You’ll continue over the lonely Drumochter Pass to Kingussie, a pretty town made famous by the 'Monarch of the Glen' TV show.
After enjoying some lunch in this tranquil town, it's off through the Cairngorm National Park to the eerie Culloden Moor, site of the last major battle in Britain. Your first night is spent in the vibrant Highland city of Inverness.
Day two: Inverness to Orkney
Today you’ll head further north and cross the waters of the Moray Firth – look out for bottlenose dolphins and minke whales! Then, from the tip of the British mainland, John o’Groats, it’s time for a peaceful 2-hour ferry trip to the Orkney Islands.
These secluded islands are home to more archaeological ruins in one area than anywhere else in Europe. Enjoy being free among nature as you catch first sight of Orkney’s idyllic green hills.
For your first taste of Orkney, prepare to be enchanted by the Tomb of the Eagles, a Stone Age chamber that was filled with thousands of human bones and the remains of sea eagles many millennia ago. You’ll spend the night on the island for a full day’s exploration tomorrow.
Day three: Orkney
You’ll have a full day to explore the island, starting with Skara Brae, one of the world’s best preserved ancient stone villages. Some of the eight dwellings still contain original furniture, thought to be from as long ago as 3,200BC!
See the magnificent standing stones at the Ring of Brodgar – the northernmost stone circle in Britain, and surely the most impressive.
Next, it’s off to a local whisky distillery to sample a drop of the local single malt (included in the price). Or, enjoy some free time – why not taste the famously delicious fish and chips in nearby Kirkwall.
Relax in the evening before spending a second night on the island.

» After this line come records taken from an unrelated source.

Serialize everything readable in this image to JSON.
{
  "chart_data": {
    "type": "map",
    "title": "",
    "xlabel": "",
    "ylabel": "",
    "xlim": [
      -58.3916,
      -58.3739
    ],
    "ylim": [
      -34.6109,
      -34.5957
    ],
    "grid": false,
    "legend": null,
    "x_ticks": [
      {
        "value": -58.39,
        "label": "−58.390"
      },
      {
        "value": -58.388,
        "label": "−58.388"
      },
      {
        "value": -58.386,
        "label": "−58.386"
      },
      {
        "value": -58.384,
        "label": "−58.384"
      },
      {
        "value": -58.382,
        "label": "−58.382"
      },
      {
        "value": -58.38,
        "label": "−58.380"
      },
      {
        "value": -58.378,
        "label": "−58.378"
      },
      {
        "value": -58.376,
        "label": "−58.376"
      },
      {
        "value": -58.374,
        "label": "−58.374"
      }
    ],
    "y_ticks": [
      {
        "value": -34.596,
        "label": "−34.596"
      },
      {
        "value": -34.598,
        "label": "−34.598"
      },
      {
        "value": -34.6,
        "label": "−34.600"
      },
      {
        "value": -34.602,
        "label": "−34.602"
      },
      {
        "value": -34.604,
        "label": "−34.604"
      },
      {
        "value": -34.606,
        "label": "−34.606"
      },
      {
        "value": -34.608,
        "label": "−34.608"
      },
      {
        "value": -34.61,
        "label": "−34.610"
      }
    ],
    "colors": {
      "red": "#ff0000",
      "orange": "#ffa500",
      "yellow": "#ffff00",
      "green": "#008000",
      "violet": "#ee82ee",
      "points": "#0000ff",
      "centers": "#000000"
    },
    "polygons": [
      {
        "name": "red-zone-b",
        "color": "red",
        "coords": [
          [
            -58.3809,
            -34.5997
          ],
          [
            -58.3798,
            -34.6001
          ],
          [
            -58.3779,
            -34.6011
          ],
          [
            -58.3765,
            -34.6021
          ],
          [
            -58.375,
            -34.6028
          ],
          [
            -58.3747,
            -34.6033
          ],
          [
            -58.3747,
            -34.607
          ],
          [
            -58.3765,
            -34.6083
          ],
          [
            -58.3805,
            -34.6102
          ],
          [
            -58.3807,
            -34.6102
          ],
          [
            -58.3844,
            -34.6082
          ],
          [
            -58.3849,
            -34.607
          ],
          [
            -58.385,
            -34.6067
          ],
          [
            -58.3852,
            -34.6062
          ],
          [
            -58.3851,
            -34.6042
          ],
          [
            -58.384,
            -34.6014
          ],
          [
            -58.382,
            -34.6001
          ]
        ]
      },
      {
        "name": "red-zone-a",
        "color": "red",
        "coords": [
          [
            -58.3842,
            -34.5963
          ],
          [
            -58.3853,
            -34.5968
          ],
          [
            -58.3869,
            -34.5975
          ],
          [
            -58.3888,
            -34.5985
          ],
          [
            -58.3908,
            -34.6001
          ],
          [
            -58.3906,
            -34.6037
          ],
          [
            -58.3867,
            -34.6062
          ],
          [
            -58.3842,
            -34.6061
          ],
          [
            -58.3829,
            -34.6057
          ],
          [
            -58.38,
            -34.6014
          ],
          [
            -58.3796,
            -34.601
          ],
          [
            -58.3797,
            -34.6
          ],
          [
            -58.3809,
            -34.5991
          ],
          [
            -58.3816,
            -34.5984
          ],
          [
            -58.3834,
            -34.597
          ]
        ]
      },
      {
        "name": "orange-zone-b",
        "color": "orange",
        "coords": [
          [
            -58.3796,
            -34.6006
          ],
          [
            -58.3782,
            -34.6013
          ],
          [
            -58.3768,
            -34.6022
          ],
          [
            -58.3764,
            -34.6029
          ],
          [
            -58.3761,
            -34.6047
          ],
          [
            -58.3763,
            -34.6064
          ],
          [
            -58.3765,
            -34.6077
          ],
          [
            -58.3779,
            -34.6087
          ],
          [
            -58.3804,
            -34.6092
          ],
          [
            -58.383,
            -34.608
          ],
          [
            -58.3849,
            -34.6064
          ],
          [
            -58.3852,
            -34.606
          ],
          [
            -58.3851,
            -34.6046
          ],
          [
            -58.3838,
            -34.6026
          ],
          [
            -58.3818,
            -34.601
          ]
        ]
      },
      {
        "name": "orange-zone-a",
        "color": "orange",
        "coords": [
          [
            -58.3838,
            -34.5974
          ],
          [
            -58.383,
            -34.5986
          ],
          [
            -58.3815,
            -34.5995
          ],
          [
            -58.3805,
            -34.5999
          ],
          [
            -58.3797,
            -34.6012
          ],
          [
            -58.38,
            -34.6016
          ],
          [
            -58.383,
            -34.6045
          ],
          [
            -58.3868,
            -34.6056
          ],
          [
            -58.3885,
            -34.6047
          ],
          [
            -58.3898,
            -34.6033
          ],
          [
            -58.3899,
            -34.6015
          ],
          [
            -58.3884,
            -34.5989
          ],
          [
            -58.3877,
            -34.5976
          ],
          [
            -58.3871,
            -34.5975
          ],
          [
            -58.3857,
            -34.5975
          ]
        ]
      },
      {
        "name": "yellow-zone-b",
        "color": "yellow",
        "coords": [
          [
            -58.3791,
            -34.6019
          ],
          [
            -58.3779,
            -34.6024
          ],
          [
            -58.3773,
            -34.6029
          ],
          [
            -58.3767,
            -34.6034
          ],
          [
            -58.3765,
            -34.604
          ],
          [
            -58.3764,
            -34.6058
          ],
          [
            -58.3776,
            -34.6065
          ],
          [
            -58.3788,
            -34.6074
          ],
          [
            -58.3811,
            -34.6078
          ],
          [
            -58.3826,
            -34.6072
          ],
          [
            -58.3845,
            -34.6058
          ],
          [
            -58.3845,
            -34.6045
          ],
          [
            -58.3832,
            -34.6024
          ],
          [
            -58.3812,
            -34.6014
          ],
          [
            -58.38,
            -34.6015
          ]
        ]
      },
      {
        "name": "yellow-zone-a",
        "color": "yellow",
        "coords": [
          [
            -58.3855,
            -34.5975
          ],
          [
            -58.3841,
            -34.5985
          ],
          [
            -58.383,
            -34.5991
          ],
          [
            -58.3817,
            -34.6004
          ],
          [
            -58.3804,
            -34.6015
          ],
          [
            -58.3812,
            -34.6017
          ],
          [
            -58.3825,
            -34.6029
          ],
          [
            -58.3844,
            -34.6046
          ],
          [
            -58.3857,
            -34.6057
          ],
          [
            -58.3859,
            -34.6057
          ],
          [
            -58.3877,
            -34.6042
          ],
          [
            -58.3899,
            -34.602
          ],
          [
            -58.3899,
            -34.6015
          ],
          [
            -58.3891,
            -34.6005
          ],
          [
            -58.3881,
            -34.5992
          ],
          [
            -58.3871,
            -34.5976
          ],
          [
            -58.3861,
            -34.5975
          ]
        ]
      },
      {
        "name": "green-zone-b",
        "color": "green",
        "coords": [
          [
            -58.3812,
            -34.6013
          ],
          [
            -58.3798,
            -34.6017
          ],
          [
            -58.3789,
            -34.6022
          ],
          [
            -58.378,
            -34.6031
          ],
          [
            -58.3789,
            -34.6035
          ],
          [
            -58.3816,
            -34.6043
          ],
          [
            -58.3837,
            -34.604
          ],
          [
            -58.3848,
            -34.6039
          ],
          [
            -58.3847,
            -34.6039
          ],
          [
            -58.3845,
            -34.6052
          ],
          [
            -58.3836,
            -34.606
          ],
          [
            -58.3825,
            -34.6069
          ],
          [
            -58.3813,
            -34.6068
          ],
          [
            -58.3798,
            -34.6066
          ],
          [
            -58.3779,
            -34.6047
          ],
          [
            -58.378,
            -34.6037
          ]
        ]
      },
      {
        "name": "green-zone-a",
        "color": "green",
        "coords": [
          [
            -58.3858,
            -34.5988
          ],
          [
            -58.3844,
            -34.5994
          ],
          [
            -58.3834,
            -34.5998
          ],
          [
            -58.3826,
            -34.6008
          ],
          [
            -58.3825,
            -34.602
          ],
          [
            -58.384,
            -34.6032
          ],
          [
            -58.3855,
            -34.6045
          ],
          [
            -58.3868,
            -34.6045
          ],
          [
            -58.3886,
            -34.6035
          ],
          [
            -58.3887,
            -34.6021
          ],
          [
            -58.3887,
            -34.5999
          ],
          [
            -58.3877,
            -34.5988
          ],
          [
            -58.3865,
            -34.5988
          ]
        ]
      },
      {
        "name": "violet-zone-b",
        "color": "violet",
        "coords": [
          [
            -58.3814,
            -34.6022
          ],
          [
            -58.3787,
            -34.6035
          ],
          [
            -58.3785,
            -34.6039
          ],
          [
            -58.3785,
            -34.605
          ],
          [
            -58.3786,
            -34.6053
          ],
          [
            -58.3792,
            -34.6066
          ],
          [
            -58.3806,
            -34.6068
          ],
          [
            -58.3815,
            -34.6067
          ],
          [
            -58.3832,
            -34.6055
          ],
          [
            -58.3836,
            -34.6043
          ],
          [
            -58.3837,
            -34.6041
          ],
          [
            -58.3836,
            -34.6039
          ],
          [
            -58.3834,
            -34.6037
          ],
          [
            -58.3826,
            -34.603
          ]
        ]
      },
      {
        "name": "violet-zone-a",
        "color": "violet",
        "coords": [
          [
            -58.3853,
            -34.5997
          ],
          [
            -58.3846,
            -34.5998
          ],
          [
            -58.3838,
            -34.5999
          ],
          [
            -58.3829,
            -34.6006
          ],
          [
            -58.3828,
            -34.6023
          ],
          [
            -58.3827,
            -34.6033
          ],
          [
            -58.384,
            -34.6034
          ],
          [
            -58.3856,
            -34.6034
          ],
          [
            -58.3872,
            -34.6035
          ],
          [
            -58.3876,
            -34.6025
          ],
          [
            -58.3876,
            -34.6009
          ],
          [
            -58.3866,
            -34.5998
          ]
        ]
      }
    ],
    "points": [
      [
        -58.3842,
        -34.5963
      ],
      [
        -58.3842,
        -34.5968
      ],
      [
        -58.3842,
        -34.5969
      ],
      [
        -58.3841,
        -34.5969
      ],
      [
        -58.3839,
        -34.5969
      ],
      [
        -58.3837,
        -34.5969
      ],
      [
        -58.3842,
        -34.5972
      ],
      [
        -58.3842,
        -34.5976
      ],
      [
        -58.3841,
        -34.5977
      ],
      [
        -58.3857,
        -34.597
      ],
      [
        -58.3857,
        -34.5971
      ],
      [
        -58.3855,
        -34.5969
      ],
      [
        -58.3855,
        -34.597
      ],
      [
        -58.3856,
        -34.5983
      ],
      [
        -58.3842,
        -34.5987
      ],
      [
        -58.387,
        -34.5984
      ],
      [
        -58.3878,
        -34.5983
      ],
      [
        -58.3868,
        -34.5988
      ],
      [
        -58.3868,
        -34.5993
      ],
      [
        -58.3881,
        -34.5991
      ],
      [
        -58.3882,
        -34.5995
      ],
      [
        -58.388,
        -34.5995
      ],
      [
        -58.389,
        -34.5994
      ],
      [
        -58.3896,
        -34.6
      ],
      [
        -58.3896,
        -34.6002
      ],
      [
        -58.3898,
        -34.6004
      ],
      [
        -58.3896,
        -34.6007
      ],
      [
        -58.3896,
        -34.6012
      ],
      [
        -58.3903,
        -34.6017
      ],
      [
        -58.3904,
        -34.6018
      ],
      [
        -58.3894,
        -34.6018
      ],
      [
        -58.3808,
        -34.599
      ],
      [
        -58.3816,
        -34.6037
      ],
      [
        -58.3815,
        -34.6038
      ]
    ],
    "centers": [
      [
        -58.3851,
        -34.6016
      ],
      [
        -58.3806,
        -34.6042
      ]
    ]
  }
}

Day four: Orkney to Inverness
The last excursion on Orkney is to the island’s most popular attraction, the peaceful and surreal Italian chapel. Built by 550 Italian prisoners of war in the Second World War, its beautiful construction and decoration, completed with next to no materials, has to be seen to be believed.
Next you will cross back to the mainland to begin the journey south. You’ll travel through the sparsely populated wilderness of Sutherland, where Gaelic is still spoken, to spend a final night in Inverness.
Day five: Inverness to Edinburgh
Your journey back south includes the chance to experience many of the Highlands’ most famous sights.
Visit the monstrous Loch Ness and continue through Glencoe, one of the most hauntingly beautiful places in the Highlands.
Watch out for stags as you cross the wild Rannoch Moor, past the historic city of Stirling, before arriving back in Edinburgh around 5pm.